Parts of sentences: sentential clauses and sentence-connectives
Take another look at one of our example arguments.
- Mattie is tidying or Mattie is gaming online
- Mattie is not tidying
- So, Mattie is gaming online
The conclusion is (expressed by) the sentence ‘Mattie is gaming online’. This sentence also turns up as part of the first premise. Here it’s what is called a sentential clause: a sequence of words which is part of a larger sentence and which could stand as a sentence in its own right (and which functions in the larger sentence in a sentence-like way).
That first premise contains another sentential clause: ‘Mattie is tidying’. Now, does this sentential clause crop up anywhere else in the argument? Not exactly, but it’s obviously closely related to the second premise, ‘Mattie is not tidying’.
Notice that we could express the second premise using the sentence ‘It is not the case that Mattie is tidying’. (That would seem a bit stiff in ordinary conversation, but it does seem to mean the same as the original, at least in the sense that they have the same truth-conditions: they are true in the same circumstances and false in the same circumstances.) With that adjustment, the first sentential clause in the first premise crops up again as a sentential clause in the second premise.
If we mark repeated sentences/sentential clauses with letters, we get the following pattern. (We’ll use Greek letters — α, alpha, and β, beta —for this job, because we’ll want to use standard roman alphabet letters for another job soon.)
- α or β
- It is not the case that α
- So, β
Looking back at our other examples, we can see that they also feature this pattern.
The pattern is made up in part from repeated sentences/sentential clauses, but it also features some other expressions: ‘or’ and ‘It is not the case that’. These aren’t sentential clauses. They couldn’t stand in their own right as sentences. Instead, they are what are called sentence connectives: a sentence connective is an expression which connects to (a specific number of) sentences/sentential clauses to form a larger sentence (or sentential clause).

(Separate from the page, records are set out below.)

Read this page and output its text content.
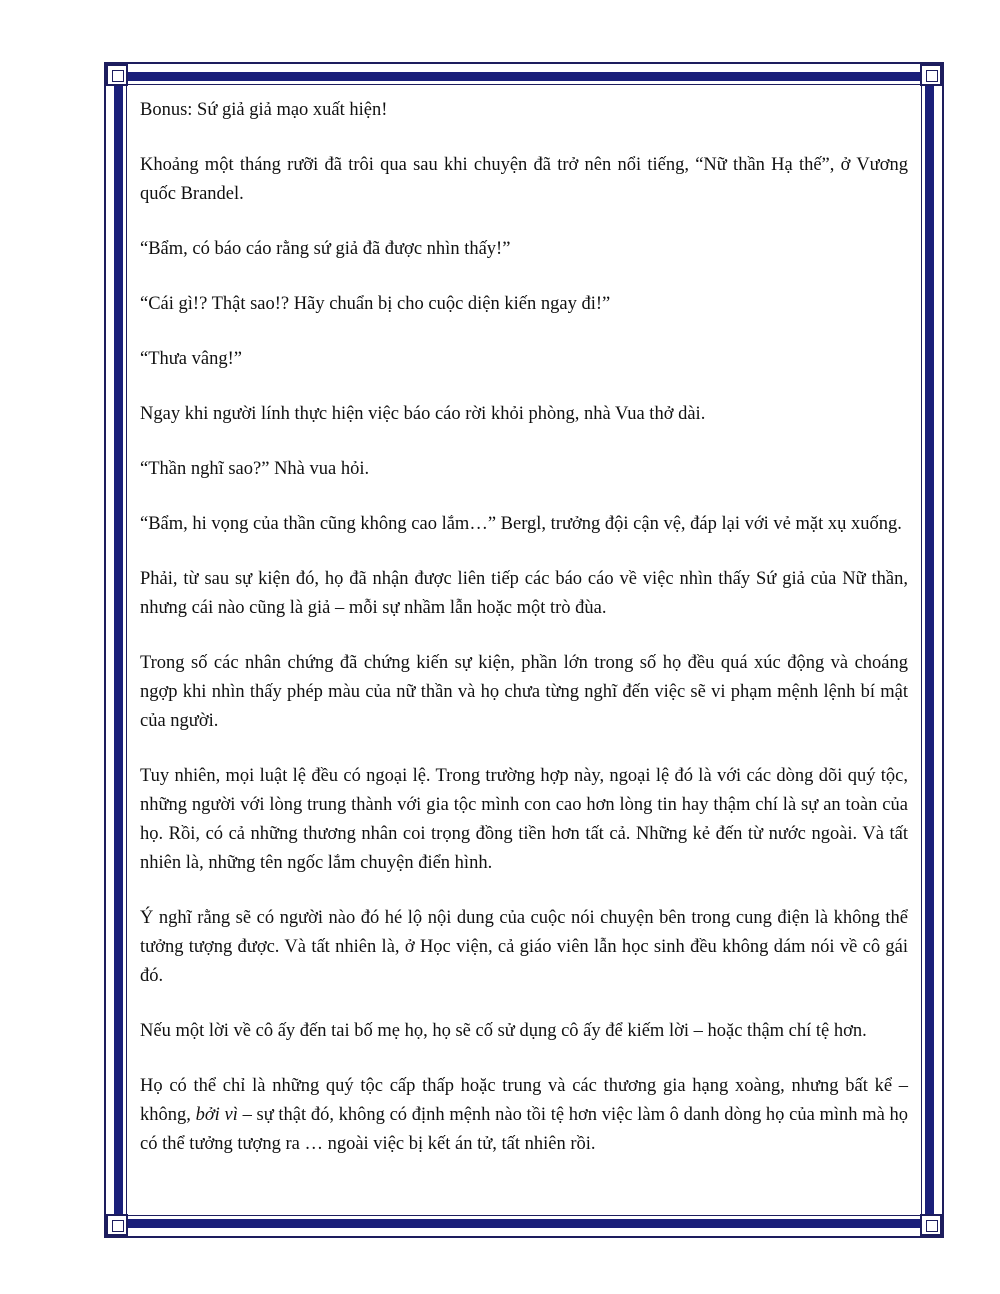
Bonus: Sứ giả giả mạo xuất hiện!

Khoảng một tháng rưỡi đã trôi qua sau khi chuyện đã trở nên nổi tiếng, “Nữ thần Hạ thế”, ở Vương quốc Brandel.

“Bẩm, có báo cáo rằng sứ giả đã được nhìn thấy!”

“Cái gì!? Thật sao!? Hãy chuẩn bị cho cuộc diện kiến ngay đi!”

“Thưa vâng!”

Ngay khi người lính thực hiện việc báo cáo rời khỏi phòng, nhà Vua thở dài.

“Thần nghĩ sao?” Nhà vua hỏi.

“Bẩm, hi vọng của thần cũng không cao lắm…” Bergl, trưởng đội cận vệ, đáp lại với vẻ mặt xụ xuống.

Phải, từ sau sự kiện đó, họ đã nhận được liên tiếp các báo cáo về việc nhìn thấy Sứ giả của Nữ thần, nhưng cái nào cũng là giả – mỗi sự nhầm lẫn hoặc một trò đùa.

Trong số các nhân chứng đã chứng kiến sự kiện, phần lớn trong số họ đều quá xúc động và choáng ngợp khi nhìn thấy phép màu của nữ thần và họ chưa từng nghĩ đến việc sẽ vi phạm mệnh lệnh bí mật của người.

Tuy nhiên, mọi luật lệ đều có ngoại lệ. Trong trường hợp này, ngoại lệ đó là với các dòng dõi quý tộc, những người với lòng trung thành với gia tộc mình con cao hơn lòng tin hay thậm chí là sự an toàn của họ. Rồi, có cả những thương nhân coi trọng đồng tiền hơn tất cả. Những kẻ đến từ nước ngoài. Và tất nhiên là, những tên ngốc lắm chuyện điển hình.

Ý nghĩ rằng sẽ có người nào đó hé lộ nội dung của cuộc nói chuyện bên trong cung điện là không thể tưởng tượng được. Và tất nhiên là, ở Học viện, cả giáo viên lẫn học sinh đều không dám nói về cô gái đó.

Nếu một lời về cô ấy đến tai bố mẹ họ, họ sẽ cố sử dụng cô ấy để kiếm lời – hoặc thậm chí tệ hơn.

Họ có thể chỉ là những quý tộc cấp thấp hoặc trung và các thương gia hạng xoàng, nhưng bất kể – không, bởi vì – sự thật đó, không có định mệnh nào tồi tệ hơn việc làm ô danh dòng họ của mình mà họ có thể tưởng tượng ra … ngoài việc bị kết án tử, tất nhiên rồi.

As we’ve already seen, it looks like any argument which has this structure or form will be valid, and it looks like it will be valid because it has this form. It looks like these arguments are, as we’ll say, formally valid. We haven’t made this out in a fully convincing way for these arguments yet — it’s part of our project to do this — but it looks very plausible. Exploring this idea will be our focus for much of the rest of the course.